Artikel 1. Definities
In dit protocol wordt verstaan onder:
-
−
aangewezen diersoort: diersoort of diercategorie die op grond van artikel 2.2, eerste lid, van de Wet dieren is aangewezen;
-
−
beheerder: als beheerder van een opvanginrichting benoemde natuurlijke persoon, bedoeld in artikel
7;
-
−
beleidsregel: Beleidsregel kwaliteit opvang diersoorten;
-
−
bestuur: bestuur van het opvangcentrum;
-
−
dieren: dieren van niet-aangewezen diersoorten, van nature in Nederland in het wild voorkomende
diersoorten en niet van nature in Nederland in het wild voorkomende diersoorten;
-
−
niet van nature in Nederland in het wild voorkomende diersoort: diersoort als genoemd in bijlage IIa bij het Besluit houders van dieren, niet zijnde een diersoort als bedoeld in de artikelen 11.37, eerste lid, aanhef en onderdeel a, 11.46, eerste lid, aanhef en onderdeel a, 11.54, eerste lid, aanhef en onderdeel a, van het Besluit activiteiten leefomgeving;
-
−
opvangcentrum: stichting of vereniging waartoe één of meer opvanginrichtingen behoren;
-
−
opvanginrichting: aan één locatie gebonden ruimte of ruimtes, bestemd voor het ten behoeve van opvang
houden van gewonde, zieke, gevonden of afgestane dieren, behorende tot van nature
in Nederland in het wild voorkomende diersoorten of niet van nature in Nederland in
het wild voorkomende diersoorten of tot een zoogdiersoort die niet is aangewezen op
grond van artikel 2.2, eerste lid, van de Wet dieren;
-
−
van nature in Nederland in het wild voorkomende diersoort: diersoort als bedoeld in de artikelen 11.37, eerste lid, aanhef en onderdeel a, 11.46, eerste lid, aanhef en onderdeel a, 11.54, eerste lid, aanhef en onderdeel a, van het Besluit activiteiten leefomgeving;
-
−
uitwenverblijf: verblijf dat binnen of buiten de opvanginrichting of opvanginrichtingen ligt, tot
de inrichting behoort en gebruikt wordt voorafgaand aan de vrijlating van een dier;
-
−
uitzetten: uitzetten van een dier als bedoeld in artikel 11.61, eerste lid, van het Besluit activiteiten leefomgeving.
Artikel 2. Doel
Het opvangcentrum heeft in ieder geval als doel:
-
a. het opvangen, verzorgen en revalideren van dieren die door ziekte, verwonding, verwezing,
of door direct of indirect menselijk handelen of nalaten daarvan, tijdelijk niet zelfstandig
kunnen overleven en het bieden van een passende structurele oplossing voor deze dieren;
of
-
b. het opvangen van dieren van een niet van nature in Nederland in het wild voorkomende
diersoort of niet-aangewezen diersoort, die door direct of indirect menselijk handelen
of nalaten in Nederland terecht zijn gekomen en het bieden van een passende structurele
oplossing voor deze dieren.
Artikel 3. Beperking activiteiten
-
1. Met de opgevangen dieren vinden in het opvangcentrum geen commerciële activiteiten
plaats, waaronder zijn begrepen het tentoonstellen van dieren, verkopen, verhuren,
verhandelen en uitlenen van opgevangen dieren, of het gebruiken van opgevangen dieren
bij evenementen.
-
2. In afwijking van het eerste lid is het tentoonstellen van dieren toegestaan voor zover
dat in lijn is met het doel, bedoeld in artikel 2.

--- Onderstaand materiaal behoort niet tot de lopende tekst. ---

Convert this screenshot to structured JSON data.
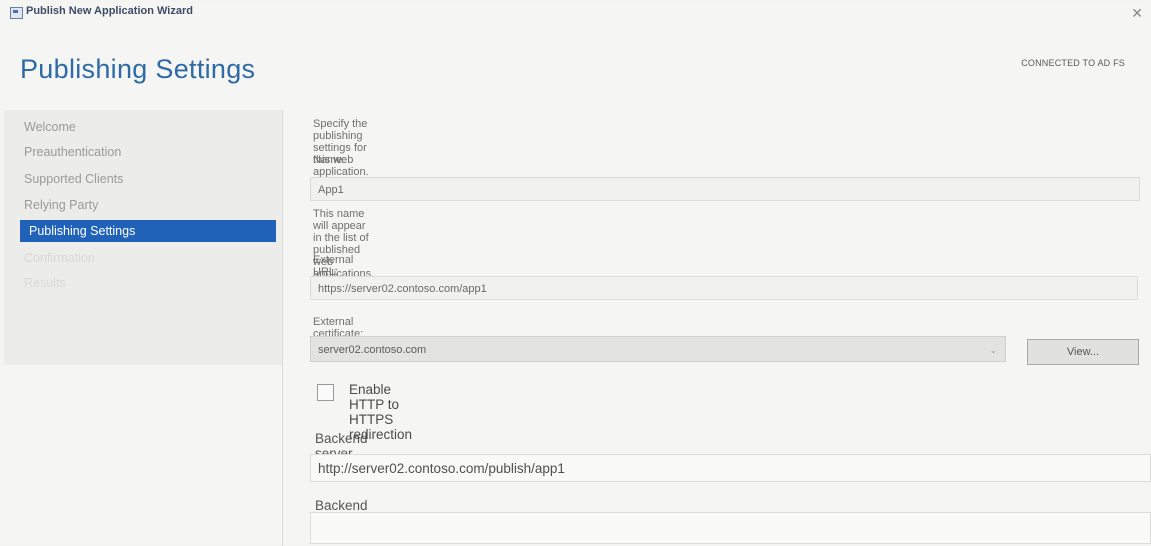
{
  "window": {
    "title": "Publish New Application Wizard",
    "close_glyph": "✕"
  },
  "header": {
    "title": "Publishing Settings",
    "connection_status": "CONNECTED TO AD FS"
  },
  "sidebar": {
    "items": [
      {
        "label": "Welcome"
      },
      {
        "label": "Preauthentication"
      },
      {
        "label": "Supported Clients"
      },
      {
        "label": "Relying Party"
      },
      {
        "label": "Publishing Settings"
      },
      {
        "label": "Confirmation"
      },
      {
        "label": "Results"
      }
    ]
  },
  "form": {
    "instructions": "Specify the publishing settings for this web application.",
    "name_label": "Name:",
    "name_value": "App1",
    "name_hint": "This name will appear in the list of published web applications.",
    "external_url_label": "External URL:",
    "external_url_value": "https://server02.contoso.com/app1",
    "certificate_label": "External certificate:",
    "certificate_value": "server02.contoso.com",
    "view_button": "View...",
    "redirect_checkbox_label": "Enable HTTP to HTTPS redirection",
    "redirect_checked": false,
    "backend_url_label": "Backend server URL:",
    "backend_url_value": "http://server02.contoso.com/publish/app1",
    "backend_spn_label": "Backend server SPN:",
    "backend_spn_value": ""
  }
}
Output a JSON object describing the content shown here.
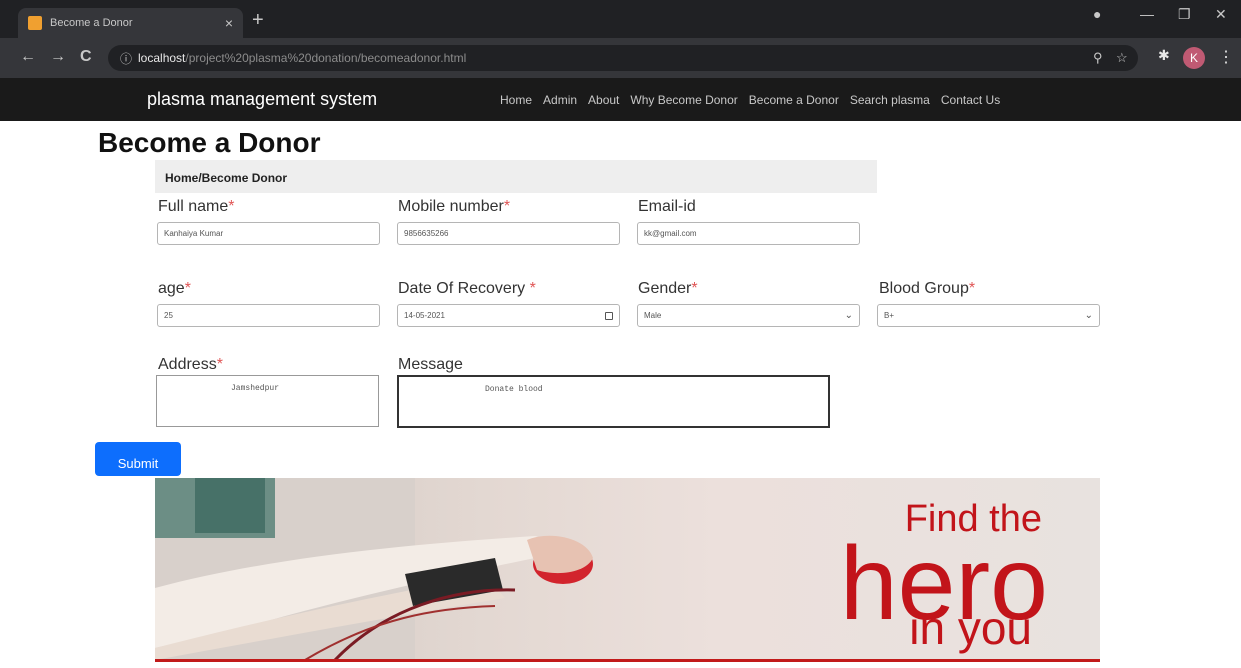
{
  "browser": {
    "tab_title": "Become a Donor",
    "tab_close": "×",
    "new_tab": "+",
    "url_host": "localhost",
    "url_path": "/project%20plasma%20donation/becomeadonor.html",
    "info_icon": "ⓘ",
    "back": "←",
    "forward": "→",
    "reload": "C",
    "search": "⚲",
    "bookmark": "☆",
    "extensions": "✱",
    "profile": "K",
    "menu": "⋮",
    "minimize": "—",
    "restore": "❐",
    "close": "✕",
    "media": "●"
  },
  "nav": {
    "brand": "plasma management system",
    "links": [
      "Home",
      "Admin",
      "About",
      "Why Become Donor",
      "Become a Donor",
      "Search plasma",
      "Contact Us"
    ]
  },
  "page": {
    "title": "Become a Donor",
    "breadcrumb": "Home/Become Donor"
  },
  "form": {
    "required_mark": "*",
    "full_name": {
      "label": "Full name",
      "value": "Kanhaiya Kumar"
    },
    "mobile": {
      "label": "Mobile number",
      "value": "9856635266"
    },
    "email": {
      "label": "Email-id",
      "value": "kk@gmail.com"
    },
    "age": {
      "label": "age",
      "value": "25"
    },
    "recovery": {
      "label": "Date Of Recovery ",
      "value": "14-05-2021"
    },
    "gender": {
      "label": "Gender",
      "value": "Male"
    },
    "blood": {
      "label": "Blood Group",
      "value": "B+"
    },
    "address": {
      "label": "Address",
      "value": "Jamshedpur"
    },
    "message": {
      "label": "Message",
      "value": "Donate blood"
    },
    "submit": "Submit"
  },
  "banner": {
    "line1": "Find the",
    "line2": "hero",
    "line3": "in you"
  },
  "colors": {
    "accent": "#0d6efd",
    "required": "#e05555",
    "banner_red": "#c2141a"
  }
}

Artikel 4. Vastleggen handelwijze
-
1. Het bestuur legt schriftelijk met inachtneming van de artikelen 5 tot en met 9, 11
tot en met 15, 19, 22, 25 en 26, het beleid ten aanzien van de volgende onderwerpen
vast:
-
a) diersoorten en/of diercategorieën, en algemene werkwijze;
-
b) wettelijke vereisten opvang;
-
c) beheerder;
-
d) medewerkers;
-
e) verblijven;
-
f) het voorkomen van en het handelen na ontsnapping van dieren;
-
g) voeding;
-
h) hygiëne;
-
i) voorkomen van voortplanting;
-
j) dierverzorging;
-
k) structurele oplossingen voor dieren;
-
l) doden van opgevangen dieren;
-
m) bezoekers;
-
n) register.
-
2. Het bestuur, de beheerder en de medewerkers van het opvangcentrum handelen conform
het schriftelijk vastgestelde beleid, bedoeld in het eerste lid.
Artikel 5. Diersoorten en/of diercategorieën, en algemene werkwijze
Als onderdeel van het beleid, bedoeld in artikel 4, eerste lid, aanhef en onderdeel
a, stelt het bestuur van het opvangcentrum het volgende vast:
-
a. van welke diersoorten of diercategorieën dieren opgevangen worden;
-
b. de werkwijze van opvang, opname en acceptatie van aangeboden dieren; en
-
c. de werkwijze met betrekking tot dieren die permanent worden opgevangen.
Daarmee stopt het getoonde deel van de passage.